The philosopher Nick Bostrom has done an amazing analysis in his work The Will of the Superintelligence. The key idea in it is that selfish goals cannot appear on their own if the system of key tasks of AI is initially fundamentally a set of selfless goals and if the very essence of the machine's existence is to maintain this selflessness. Evolution has shown that selfish goals play an important role in survival, especially if we take into account the evolutionary constructive limitations of living organisms, but this does not mean that we ourselves are unable to program disinterested agents from scratch?

What difficulties (technological, medical, or ethical) stand in the way of development?

The biggest challenge lies in developing suitable production technologies.
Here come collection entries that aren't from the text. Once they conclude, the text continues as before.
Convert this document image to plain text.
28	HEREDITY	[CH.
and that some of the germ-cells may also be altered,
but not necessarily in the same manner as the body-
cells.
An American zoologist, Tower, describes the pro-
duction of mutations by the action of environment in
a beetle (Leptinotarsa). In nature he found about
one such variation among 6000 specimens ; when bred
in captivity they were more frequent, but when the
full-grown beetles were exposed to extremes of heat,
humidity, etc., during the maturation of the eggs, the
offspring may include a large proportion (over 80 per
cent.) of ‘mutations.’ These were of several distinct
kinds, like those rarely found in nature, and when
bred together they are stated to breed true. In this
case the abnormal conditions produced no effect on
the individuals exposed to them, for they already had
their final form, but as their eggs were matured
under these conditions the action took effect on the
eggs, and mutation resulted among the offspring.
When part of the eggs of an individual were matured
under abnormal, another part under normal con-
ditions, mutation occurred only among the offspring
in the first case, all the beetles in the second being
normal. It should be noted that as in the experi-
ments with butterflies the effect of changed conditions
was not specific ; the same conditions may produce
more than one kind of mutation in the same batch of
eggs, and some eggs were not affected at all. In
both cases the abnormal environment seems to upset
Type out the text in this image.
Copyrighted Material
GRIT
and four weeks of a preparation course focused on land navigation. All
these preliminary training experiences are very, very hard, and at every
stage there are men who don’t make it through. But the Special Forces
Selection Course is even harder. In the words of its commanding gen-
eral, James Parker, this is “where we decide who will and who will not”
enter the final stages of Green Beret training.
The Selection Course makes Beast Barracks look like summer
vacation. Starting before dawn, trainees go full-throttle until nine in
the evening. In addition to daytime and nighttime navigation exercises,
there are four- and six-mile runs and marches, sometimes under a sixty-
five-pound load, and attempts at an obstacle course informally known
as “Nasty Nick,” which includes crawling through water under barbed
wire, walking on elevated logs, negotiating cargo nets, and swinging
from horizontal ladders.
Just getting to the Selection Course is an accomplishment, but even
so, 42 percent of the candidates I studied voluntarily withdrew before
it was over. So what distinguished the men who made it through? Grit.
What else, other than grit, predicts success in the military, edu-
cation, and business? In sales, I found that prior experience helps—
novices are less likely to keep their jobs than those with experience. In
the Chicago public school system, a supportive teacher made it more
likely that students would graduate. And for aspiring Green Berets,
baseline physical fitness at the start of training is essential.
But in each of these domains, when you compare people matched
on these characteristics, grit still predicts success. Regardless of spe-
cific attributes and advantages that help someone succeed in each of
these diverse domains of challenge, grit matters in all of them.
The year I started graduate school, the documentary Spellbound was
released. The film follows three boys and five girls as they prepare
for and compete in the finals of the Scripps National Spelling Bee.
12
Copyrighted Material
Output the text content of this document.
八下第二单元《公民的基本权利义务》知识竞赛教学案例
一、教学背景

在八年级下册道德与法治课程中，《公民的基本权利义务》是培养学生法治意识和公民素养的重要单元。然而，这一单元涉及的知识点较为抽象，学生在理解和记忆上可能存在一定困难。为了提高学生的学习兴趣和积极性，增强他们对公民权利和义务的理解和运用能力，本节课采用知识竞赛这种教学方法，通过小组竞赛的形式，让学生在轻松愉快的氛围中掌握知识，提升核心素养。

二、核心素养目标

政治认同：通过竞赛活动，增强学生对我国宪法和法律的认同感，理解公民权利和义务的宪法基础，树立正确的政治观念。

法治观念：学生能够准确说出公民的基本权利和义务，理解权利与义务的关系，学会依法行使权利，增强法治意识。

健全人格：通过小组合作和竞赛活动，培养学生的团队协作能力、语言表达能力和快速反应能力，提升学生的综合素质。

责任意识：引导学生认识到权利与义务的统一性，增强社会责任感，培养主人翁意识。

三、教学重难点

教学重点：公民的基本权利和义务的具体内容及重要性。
Now we are not even close to this. Another pitfall is the task of figuring out what exactly each individual neuron is responsible for, and determining the exact location of these neurons in a single person. Again, we haven't even gotten close to that.

Third, we need to develop a quick way to test the many theories about brain function. Ed Boyden calls this "high throughput neural network screening circuitry." The most appropriate and obvious solution to this question may be somehow creating a human being unconscious and experimenting on it without a twinge of conscience or moral dilemmas. But I have a feeling that this idea will be met with hostility by most ethics committees.

In the absence of such an opportunity, we need to find a way to create an unprecedentedly detailed model of the human brain. And we are not talking about today's hard attempts of the "brain modeling" project around which there is so much hype. We are talking about an unprecedented new level, which we will not be able to reach until 2050-2080. Oxford analysis shows that it is more about the 2080s. It all looks now, of course, like fortune telling on coffee grounds, but still closer to reality.